Chapter 4 – Pelanggaran
“Dan akhirnya aku berdiri di sini.” Keluh Jimmy sedikit berbisik. Bruk.. suara kasur saat ia menjatuhkan tubuhnya. Kasur empuk yang ranjangnya menjadi tempat yang berharga saat tubuhnya terasa pegal.
Cklk…
Itu Rama. Pintu kamar itu mulai terasa menekan baginya. Bagaimana tidak, dibalik pintu itu terbaring seorang Jimmy yang membuatnya merasa resah. Udara yang tidak nyaman. Tidak seperti saat ia sendirian beberapa waktu lalu. Bahkan meskipun sendirian akan terasa tak nyaman, bersama dengan Jimmy terasa lebih buruk dari sendirian. Dia lebih baik tidak ada.
Tap… langkahnya sudah di dalam. Jimmy yang terbaring tiba-tiba berhambur menyadari sosok Rama ada di dalam kamar. Sebentar ia berpikir untuk mengatakannya atau tidak. Lalu dengan sedikit gelengan kecil di kepala, dia mengeluarkannya.
“Hey,, Apa aku boleh meminta maaf?” jeng-jeng-jeng. Kata-kata langka itu terdengar juga akhirnya. Hahaha… Tapi,, tapi apa yang akan Rama katakan? Ia pasti terkejut.
“A,, Apa maksudmu?”
“Ayolah, aku tidak perlu menjelaskannya, bukan?”
“Tapi kenapa?”
“Kenapa? Apa kau benar-benar bodoh?”
Rama tersinggung. Jimmy baru saja mengucap maaf dan sekarang tiba-tiba menghinanya lagi. Matanya menatap tajam ke arah mulut kasar lawan bicaranya itu. Sedangkan Jimmy masih dalam keheranannya.
“Apa kau tak bisa menjaga mulutmu? Jika kau ingin menghinaku, lakukan seperti biasa, tidak usah dengan drama seperti sebelumnya. Itu menjijikkan.”
“A’,,, Ak”
“Berhenti bicara padaku! Kalau tidak, kau akan bermain dengan darah lagi. Asal kau tahu, bukan hanya kau yang biasa hidup dengan darah.” Kali ini Rama menang. Jimmy terdiam kaku. Benar-benar aura yang menakutkan. Ada apa dengan kamar ini?
***
“Apa yang membuat Rama sampai sebenci itu padaku? Apa dia pikir semua ini karena ulahku?” Jimmy menggumam tanpa suara. “Ah,, sepertinya aku butuh Pak Tua itu. Sial! Kenapa aku harus terpancing rasa penasaranku?”
PELANGGARAN
Malam tak menyurutkan Jimmy. Ia justru dengan ringannya melangkah keluar dari Asrama. Sekitar beberapa ratus meter ke utara adalah tempat tinggal Andy, orang yang sedang ingin ia temui. Tapi tak seperti tekadnya saat keluar dari Asrama, Jimmy malah membeku saat bertatapan dengan gerbang rumah Andy. Apakah dia akan masuk?
“Ah,, dasar Pak Tua,” ucapnya menggigit giginya sendiri.
Ten Non… Ten Non…
Sreeet……. Gerbang terbuka, di sana ada Andy dan seseorang lagi. Rama?
“Terima kasih, Pak! Saya pergi dulu.”
“Iya..”
Tap,, langkah Rama berhenti. Mereka baru sadar bahwa di sana masih ada satu orang lagi. Jimmy. Mata mereka saling bertautan. Masih ada aliran amarah di mata Rama. Entah apa yang membuatnya sampai semarah itu. Menangkap Rama yang terus memancarkan auranya, Jimmy terbawa arus dan membalas Rama dengan tatapan perhitungannya. Menghitung, mencari tahu, mempertimbangkan apa yang ia lihat dari mata Rama.

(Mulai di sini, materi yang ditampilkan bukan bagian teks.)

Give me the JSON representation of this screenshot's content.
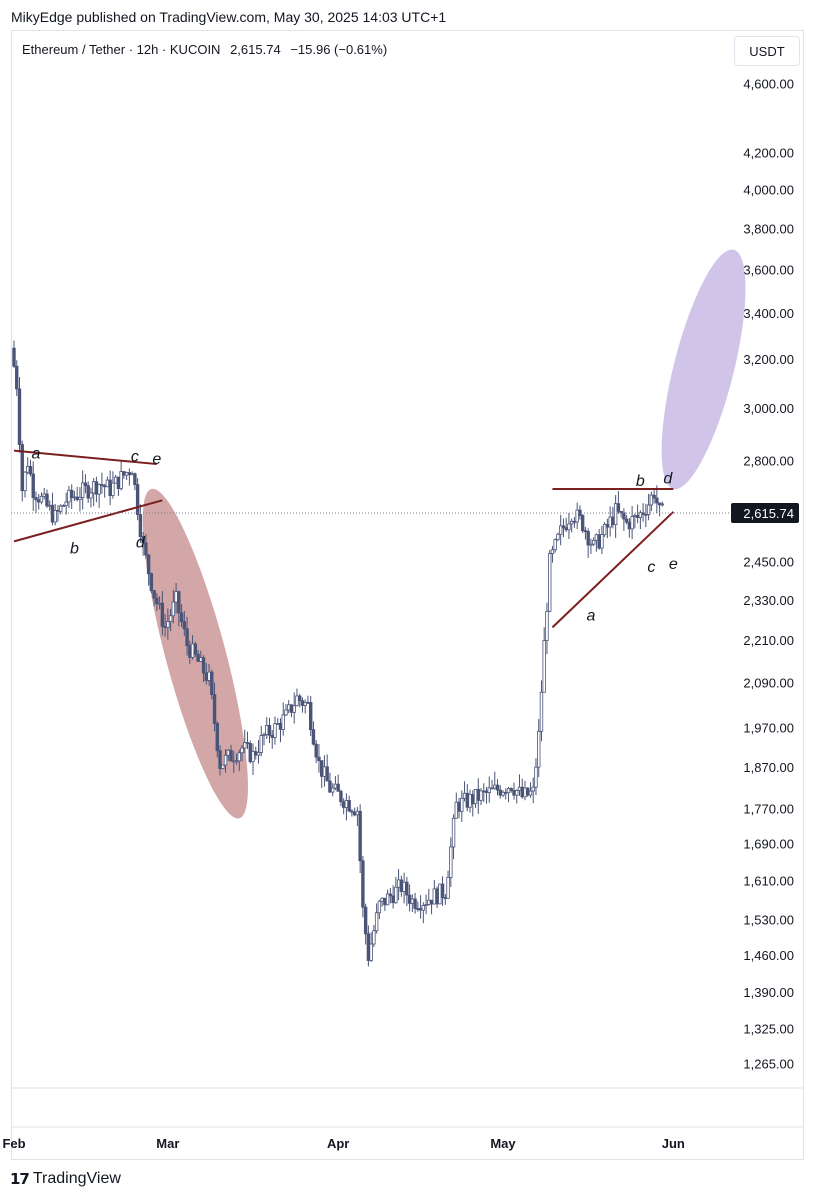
{
  "header": {
    "published_text": "MikyEdge published on TradingView.com, May 30, 2025 14:03 UTC+1"
  },
  "legend": {
    "symbol": "Ethereum / Tether · 12h · KUCOIN",
    "last": "2,615.74",
    "change": "−15.96 (−0.61%)"
  },
  "currency_button": "USDT",
  "brand": {
    "name": "TradingView",
    "logo_icon": "tradingview-logo-icon"
  },
  "colors": {
    "candle": "#4a5477",
    "trendline": "#7b1f1f",
    "bear_ellipse": "#b56a6e",
    "bull_ellipse": "#b39ddb"
  },
  "chart_data": {
    "type": "candlestick",
    "title": "",
    "price_scale": "log",
    "y_ticks": [
      "4,600.00",
      "4,200.00",
      "4,000.00",
      "3,800.00",
      "3,600.00",
      "3,400.00",
      "3,200.00",
      "3,000.00",
      "2,800.00",
      "2,450.00",
      "2,330.00",
      "2,210.00",
      "2,090.00",
      "1,970.00",
      "1,870.00",
      "1,770.00",
      "1,690.00",
      "1,610.00",
      "1,530.00",
      "1,460.00",
      "1,390.00",
      "1,325.00",
      "1,265.00"
    ],
    "y_tick_values": [
      4600,
      4200,
      4000,
      3800,
      3600,
      3400,
      3200,
      3000,
      2800,
      2450,
      2330,
      2210,
      2090,
      1970,
      1870,
      1770,
      1690,
      1610,
      1530,
      1460,
      1390,
      1325,
      1265
    ],
    "x_ticks": [
      "Feb",
      "Mar",
      "Apr",
      "May",
      "Jun"
    ],
    "x_tick_dates": [
      "2025-02-01",
      "2025-03-01",
      "2025-04-01",
      "2025-05-01",
      "2025-06-01"
    ],
    "ylim": [
      1230,
      4750
    ],
    "xlim": [
      "2025-02-01",
      "2025-06-20"
    ],
    "last_price": 2615.74,
    "last_price_label": "2,615.74",
    "path": [
      [
        "2025-02-01",
        3250
      ],
      [
        "2025-02-02",
        3100
      ],
      [
        "2025-02-03",
        2700
      ],
      [
        "2025-02-04",
        2800
      ],
      [
        "2025-02-05",
        2700
      ],
      [
        "2025-02-07",
        2650
      ],
      [
        "2025-02-09",
        2600
      ],
      [
        "2025-02-11",
        2660
      ],
      [
        "2025-02-13",
        2680
      ],
      [
        "2025-02-15",
        2700
      ],
      [
        "2025-02-17",
        2720
      ],
      [
        "2025-02-19",
        2700
      ],
      [
        "2025-02-21",
        2740
      ],
      [
        "2025-02-23",
        2780
      ],
      [
        "2025-02-25",
        2500
      ],
      [
        "2025-02-27",
        2350
      ],
      [
        "2025-03-01",
        2250
      ],
      [
        "2025-03-03",
        2330
      ],
      [
        "2025-03-05",
        2200
      ],
      [
        "2025-03-07",
        2150
      ],
      [
        "2025-03-09",
        2100
      ],
      [
        "2025-03-11",
        1880
      ],
      [
        "2025-03-13",
        1900
      ],
      [
        "2025-03-15",
        1920
      ],
      [
        "2025-03-17",
        1900
      ],
      [
        "2025-03-19",
        1950
      ],
      [
        "2025-03-21",
        1970
      ],
      [
        "2025-03-23",
        2000
      ],
      [
        "2025-03-25",
        2050
      ],
      [
        "2025-03-27",
        2030
      ],
      [
        "2025-03-29",
        1880
      ],
      [
        "2025-03-31",
        1820
      ],
      [
        "2025-04-02",
        1800
      ],
      [
        "2025-04-04",
        1780
      ],
      [
        "2025-04-05",
        1770
      ],
      [
        "2025-04-06",
        1550
      ],
      [
        "2025-04-07",
        1460
      ],
      [
        "2025-04-09",
        1560
      ],
      [
        "2025-04-11",
        1580
      ],
      [
        "2025-04-13",
        1600
      ],
      [
        "2025-04-15",
        1570
      ],
      [
        "2025-04-17",
        1570
      ],
      [
        "2025-04-19",
        1580
      ],
      [
        "2025-04-21",
        1590
      ],
      [
        "2025-04-23",
        1780
      ],
      [
        "2025-04-25",
        1790
      ],
      [
        "2025-04-27",
        1800
      ],
      [
        "2025-04-29",
        1810
      ],
      [
        "2025-05-01",
        1820
      ],
      [
        "2025-05-03",
        1830
      ],
      [
        "2025-05-05",
        1800
      ],
      [
        "2025-05-07",
        1810
      ],
      [
        "2025-05-08",
        1950
      ],
      [
        "2025-05-09",
        2200
      ],
      [
        "2025-05-10",
        2450
      ],
      [
        "2025-05-12",
        2550
      ],
      [
        "2025-05-14",
        2620
      ],
      [
        "2025-05-16",
        2580
      ],
      [
        "2025-05-18",
        2500
      ],
      [
        "2025-05-20",
        2550
      ],
      [
        "2025-05-22",
        2620
      ],
      [
        "2025-05-24",
        2580
      ],
      [
        "2025-05-26",
        2600
      ],
      [
        "2025-05-28",
        2650
      ],
      [
        "2025-05-29",
        2690
      ],
      [
        "2025-05-30",
        2616
      ]
    ],
    "annotations": [
      {
        "type": "triangle",
        "kind": "contracting",
        "upper": [
          [
            "2025-02-01",
            2840
          ],
          [
            "2025-02-27",
            2790
          ]
        ],
        "lower": [
          [
            "2025-02-01",
            2520
          ],
          [
            "2025-02-28",
            2660
          ]
        ]
      },
      {
        "type": "triangle",
        "kind": "contracting",
        "upper": [
          [
            "2025-05-10",
            2700
          ],
          [
            "2025-06-01",
            2700
          ]
        ],
        "lower": [
          [
            "2025-05-10",
            2250
          ],
          [
            "2025-06-01",
            2620
          ]
        ]
      },
      {
        "type": "projection",
        "direction": "down",
        "from": [
          "2025-02-26",
          2700
        ],
        "to": [
          "2025-03-14",
          1750
        ]
      },
      {
        "type": "projection",
        "direction": "up",
        "from": [
          "2025-06-01",
          2700
        ],
        "to": [
          "2025-06-12",
          3700
        ]
      }
    ],
    "wave_labels": [
      {
        "text": "a",
        "date": "2025-02-05",
        "price": 2810
      },
      {
        "text": "b",
        "date": "2025-02-12",
        "price": 2480
      },
      {
        "text": "c",
        "date": "2025-02-23",
        "price": 2800
      },
      {
        "text": "d",
        "date": "2025-02-24",
        "price": 2500
      },
      {
        "text": "e",
        "date": "2025-02-27",
        "price": 2790
      },
      {
        "text": "a",
        "date": "2025-05-17",
        "price": 2270
      },
      {
        "text": "b",
        "date": "2025-05-26",
        "price": 2710
      },
      {
        "text": "c",
        "date": "2025-05-28",
        "price": 2420
      },
      {
        "text": "d",
        "date": "2025-05-31",
        "price": 2720
      },
      {
        "text": "e",
        "date": "2025-06-01",
        "price": 2430
      }
    ]
  }
}
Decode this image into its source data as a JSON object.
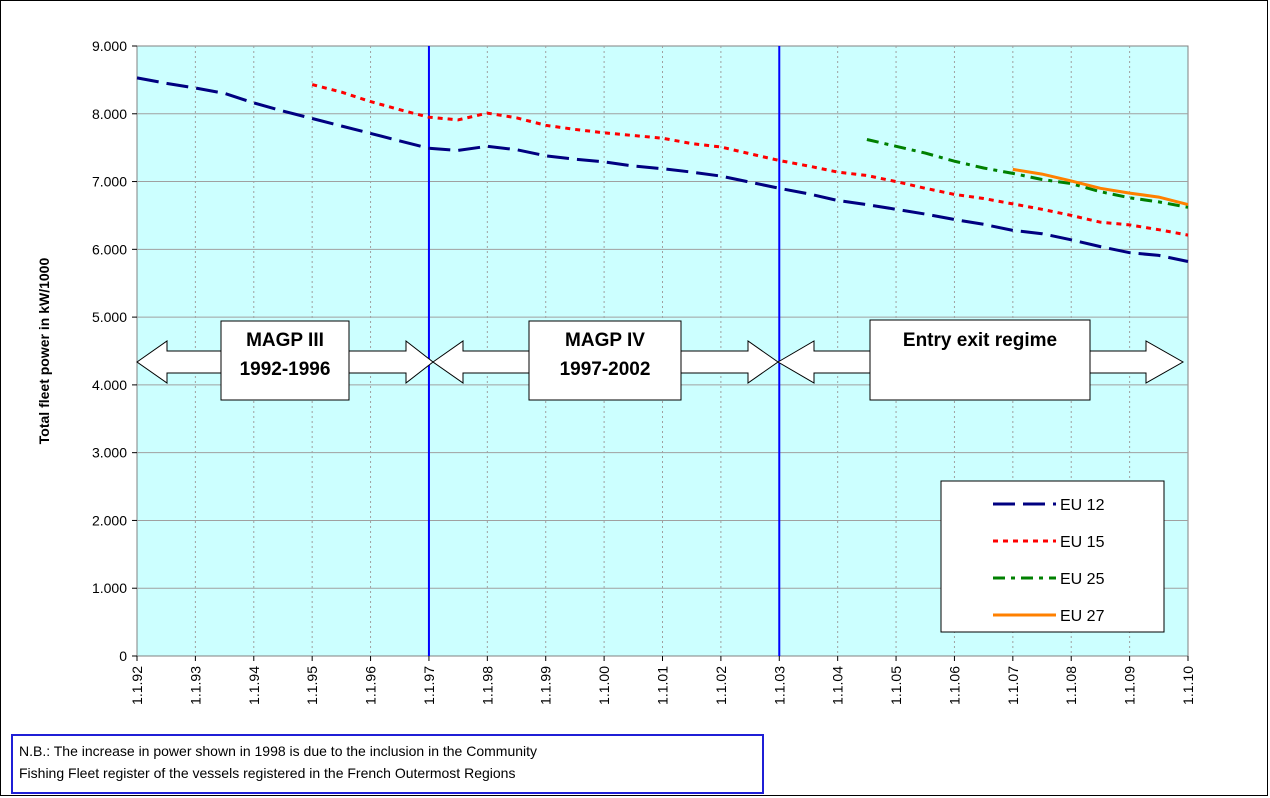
{
  "chart_data": {
    "type": "line",
    "title": "",
    "xlabel": "",
    "ylabel": "Total fleet power in kW/1000",
    "ylim": [
      0,
      9000
    ],
    "yticks": [
      0,
      1000,
      2000,
      3000,
      4000,
      5000,
      6000,
      7000,
      8000,
      9000
    ],
    "ytick_labels": [
      "0",
      "1.000",
      "2.000",
      "3.000",
      "4.000",
      "5.000",
      "6.000",
      "7.000",
      "8.000",
      "9.000"
    ],
    "x_categories": [
      "1.1.92",
      "1.1.93",
      "1.1.94",
      "1.1.95",
      "1.1.96",
      "1.1.97",
      "1.1.98",
      "1.1.99",
      "1.1.00",
      "1.1.01",
      "1.1.02",
      "1.1.03",
      "1.1.04",
      "1.1.05",
      "1.1.06",
      "1.1.07",
      "1.1.08",
      "1.1.09",
      "1.1.10"
    ],
    "xlim": [
      0,
      18
    ],
    "grid": true,
    "background": "#ccffff",
    "legend_position": "bottom-right",
    "series": [
      {
        "name": "EU 12",
        "color": "#000080",
        "dash": "long-dash",
        "points": [
          [
            0,
            8530
          ],
          [
            0.5,
            8450
          ],
          [
            1,
            8380
          ],
          [
            1.5,
            8300
          ],
          [
            2,
            8160
          ],
          [
            2.5,
            8040
          ],
          [
            3,
            7930
          ],
          [
            3.5,
            7820
          ],
          [
            4,
            7710
          ],
          [
            4.5,
            7600
          ],
          [
            5,
            7490
          ],
          [
            5.5,
            7460
          ],
          [
            6,
            7520
          ],
          [
            6.5,
            7470
          ],
          [
            7,
            7380
          ],
          [
            7.5,
            7330
          ],
          [
            8,
            7290
          ],
          [
            8.5,
            7230
          ],
          [
            9,
            7190
          ],
          [
            9.5,
            7140
          ],
          [
            10,
            7080
          ],
          [
            10.5,
            6990
          ],
          [
            11,
            6900
          ],
          [
            11.5,
            6820
          ],
          [
            12,
            6720
          ],
          [
            12.5,
            6660
          ],
          [
            13,
            6590
          ],
          [
            13.5,
            6520
          ],
          [
            14,
            6440
          ],
          [
            14.5,
            6370
          ],
          [
            15,
            6280
          ],
          [
            15.5,
            6230
          ],
          [
            16,
            6140
          ],
          [
            16.5,
            6040
          ],
          [
            17,
            5950
          ],
          [
            17.5,
            5910
          ],
          [
            18,
            5820
          ]
        ]
      },
      {
        "name": "EU 15",
        "color": "#ff0000",
        "dash": "dotted",
        "points": [
          [
            3,
            8430
          ],
          [
            3.5,
            8320
          ],
          [
            4,
            8180
          ],
          [
            4.5,
            8060
          ],
          [
            5,
            7950
          ],
          [
            5.5,
            7910
          ],
          [
            6,
            8010
          ],
          [
            6.5,
            7940
          ],
          [
            7,
            7830
          ],
          [
            7.5,
            7770
          ],
          [
            8,
            7720
          ],
          [
            8.5,
            7680
          ],
          [
            9,
            7640
          ],
          [
            9.5,
            7560
          ],
          [
            10,
            7510
          ],
          [
            10.5,
            7410
          ],
          [
            11,
            7310
          ],
          [
            11.5,
            7230
          ],
          [
            12,
            7140
          ],
          [
            12.5,
            7090
          ],
          [
            13,
            7000
          ],
          [
            13.5,
            6900
          ],
          [
            14,
            6810
          ],
          [
            14.5,
            6750
          ],
          [
            15,
            6670
          ],
          [
            15.5,
            6590
          ],
          [
            16,
            6500
          ],
          [
            16.5,
            6400
          ],
          [
            17,
            6360
          ],
          [
            17.5,
            6290
          ],
          [
            18,
            6210
          ]
        ]
      },
      {
        "name": "EU 25",
        "color": "#008000",
        "dash": "dash-dot",
        "points": [
          [
            12.5,
            7620
          ],
          [
            13,
            7520
          ],
          [
            13.5,
            7420
          ],
          [
            14,
            7300
          ],
          [
            14.5,
            7200
          ],
          [
            15,
            7120
          ],
          [
            15.5,
            7030
          ],
          [
            16,
            6970
          ],
          [
            16.5,
            6850
          ],
          [
            17,
            6760
          ],
          [
            17.5,
            6700
          ],
          [
            18,
            6620
          ]
        ]
      },
      {
        "name": "EU 27",
        "color": "#ff8000",
        "dash": "solid",
        "points": [
          [
            15,
            7180
          ],
          [
            15.5,
            7110
          ],
          [
            16,
            7010
          ],
          [
            16.5,
            6900
          ],
          [
            17,
            6830
          ],
          [
            17.5,
            6770
          ],
          [
            18,
            6660
          ]
        ]
      }
    ],
    "vertical_lines": [
      5,
      11
    ],
    "annotations": [
      {
        "id": "magp3",
        "lines": [
          "MAGP III",
          "1992-1996"
        ]
      },
      {
        "id": "magp4",
        "lines": [
          "MAGP IV",
          "1997-2002"
        ]
      },
      {
        "id": "entry",
        "lines": [
          "Entry exit regime"
        ]
      }
    ]
  },
  "note": {
    "line1": "N.B.: The increase in power shown in 1998 is due to the inclusion in the Community",
    "line2": "Fishing Fleet register of the vessels registered in the French Outermost Regions"
  }
}
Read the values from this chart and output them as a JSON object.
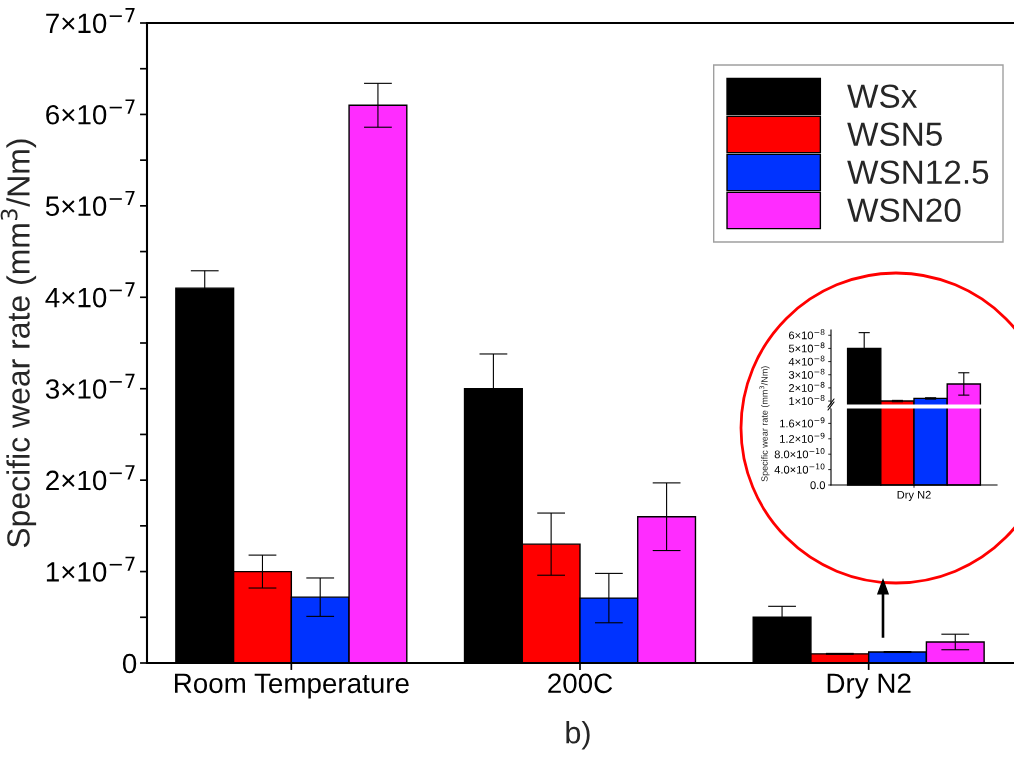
{
  "chart_data": [
    {
      "type": "bar",
      "ylabel": "Specific wear rate (mm$^{3}$/Nm)",
      "categories": [
        "Room Temperature",
        "200C",
        "Dry N2"
      ],
      "legend": "top right",
      "grid": false,
      "ylim": [
        0,
        7e-07
      ],
      "yticks": [
        {
          "value": 0,
          "label": "0"
        },
        {
          "value": 5e-08,
          "label": null
        },
        {
          "value": 1e-07,
          "label": "1×10$^{−7}$"
        },
        {
          "value": 1.5e-07,
          "label": null
        },
        {
          "value": 2e-07,
          "label": "2×10$^{−7}$"
        },
        {
          "value": 2.5e-07,
          "label": null
        },
        {
          "value": 3e-07,
          "label": "3×10$^{−7}$"
        },
        {
          "value": 3.5e-07,
          "label": null
        },
        {
          "value": 4e-07,
          "label": "4×10$^{−7}$"
        },
        {
          "value": 4.5e-07,
          "label": null
        },
        {
          "value": 5e-07,
          "label": "5×10$^{−7}$"
        },
        {
          "value": 5.5e-07,
          "label": null
        },
        {
          "value": 6e-07,
          "label": "6×10$^{−7}$"
        },
        {
          "value": 6.5e-07,
          "label": null
        },
        {
          "value": 7e-07,
          "label": "7×10$^{−7}$"
        }
      ],
      "series": [
        {
          "name": "WSx",
          "color": "#000000",
          "values": [
            4.1e-07,
            3e-07,
            5e-08
          ],
          "errors": [
            1.9e-08,
            3.8e-08,
            1.2e-08
          ]
        },
        {
          "name": "WSN5",
          "color": "#ff0000",
          "values": [
            1e-07,
            1.3e-07,
            1e-08
          ],
          "errors": [
            1.8e-08,
            3.4e-08,
            5e-10
          ]
        },
        {
          "name": "WSN12.5",
          "color": "#0033ff",
          "values": [
            7.2e-08,
            7.1e-08,
            1.2e-08
          ],
          "errors": [
            2.1e-08,
            2.7e-08,
            5e-10
          ]
        },
        {
          "name": "WSN20",
          "color": "#ff2cff",
          "values": [
            6.1e-07,
            1.6e-07,
            2.3e-08
          ],
          "errors": [
            2.4e-08,
            3.7e-08,
            8.5e-09
          ]
        }
      ],
      "annotations": [
        "b)"
      ]
    },
    {
      "type": "bar",
      "ylabel": "Specific wear rate (mm$^{3}$/Nm)",
      "categories": [
        null
      ],
      "tick_labels": "y",
      "grid": false,
      "ylim": [
        7e-09,
        6.4e-08
      ],
      "yticks": [
        {
          "value": 1e-08,
          "label": "1×10$^{−8}$"
        },
        {
          "value": 2e-08,
          "label": "2×10$^{−8}$"
        },
        {
          "value": 3e-08,
          "label": "3×10$^{−8}$"
        },
        {
          "value": 4e-08,
          "label": "4×10$^{−8}$"
        },
        {
          "value": 5e-08,
          "label": "5×10$^{−8}$"
        },
        {
          "value": 6e-08,
          "label": "6×10$^{−8}$"
        }
      ],
      "series": [
        {
          "color": "#000000",
          "values": [
            5e-08
          ],
          "errors": [
            1.2e-08
          ]
        },
        {
          "color": "#ff0000",
          "values": [
            1e-08
          ],
          "errors": [
            5e-10
          ]
        },
        {
          "color": "#0033ff",
          "values": [
            1.2e-08
          ],
          "errors": [
            5e-10
          ]
        },
        {
          "color": "#ff2cff",
          "values": [
            2.3e-08
          ],
          "errors": [
            8.5e-09
          ]
        }
      ]
    },
    {
      "type": "bar",
      "categories": [
        "Dry N2"
      ],
      "grid": false,
      "ylim": [
        0,
        2e-09
      ],
      "yticks": [
        {
          "value": 0,
          "label": "0.0"
        },
        {
          "value": 4e-10,
          "label": "4.0×10$^{−10}$"
        },
        {
          "value": 8e-10,
          "label": "8.0×10$^{−10}$"
        },
        {
          "value": 1.2e-09,
          "label": "1.2×10$^{−9}$"
        },
        {
          "value": 1.6e-09,
          "label": "1.6×10$^{−9}$"
        }
      ]
    }
  ]
}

Tak lama kemudian aliran itu berhenti. Lebih tepatnya terputus. Karena di sana ada seorang penengah. Penengah bijak bernama Andy. Laki-laki berusia 27 tahun yang sedang bermain-main dengan aturan. Berwajah lembut dengan tatapan lemah yang tajam. Seperti pedang dalam balutan awan.
Dan kini tersisa Jimmy di hadapan Andy. Sibuk rupanya menjadi guru untuk murid-murid yang rajin belajar seperti Jimmy dan Rama ini. Namun meskipun lelah, Andy sudah menerimanya. Tanggung jawab dan alur permainan yang akan ia teruskan itu. Karena di sini kita sedang memainkannya. Mencoba bermain dengan aturan.
“Jadi apa yang membawamu kemari, Nak?” ucap Andy membuka sesi diskusi mereka hari ini. Tepatnya malam ini.
“Apa yang membawa Rama kemari? Apa yang Anda bicarakan dengannya sebelumnya.”
“Ayolah, Nak! Kau belum menjawab pertanyaanku.”
“Sial. Jujur, kadang saya tak tahan bermain-main dengan Anda, Pak Tua.”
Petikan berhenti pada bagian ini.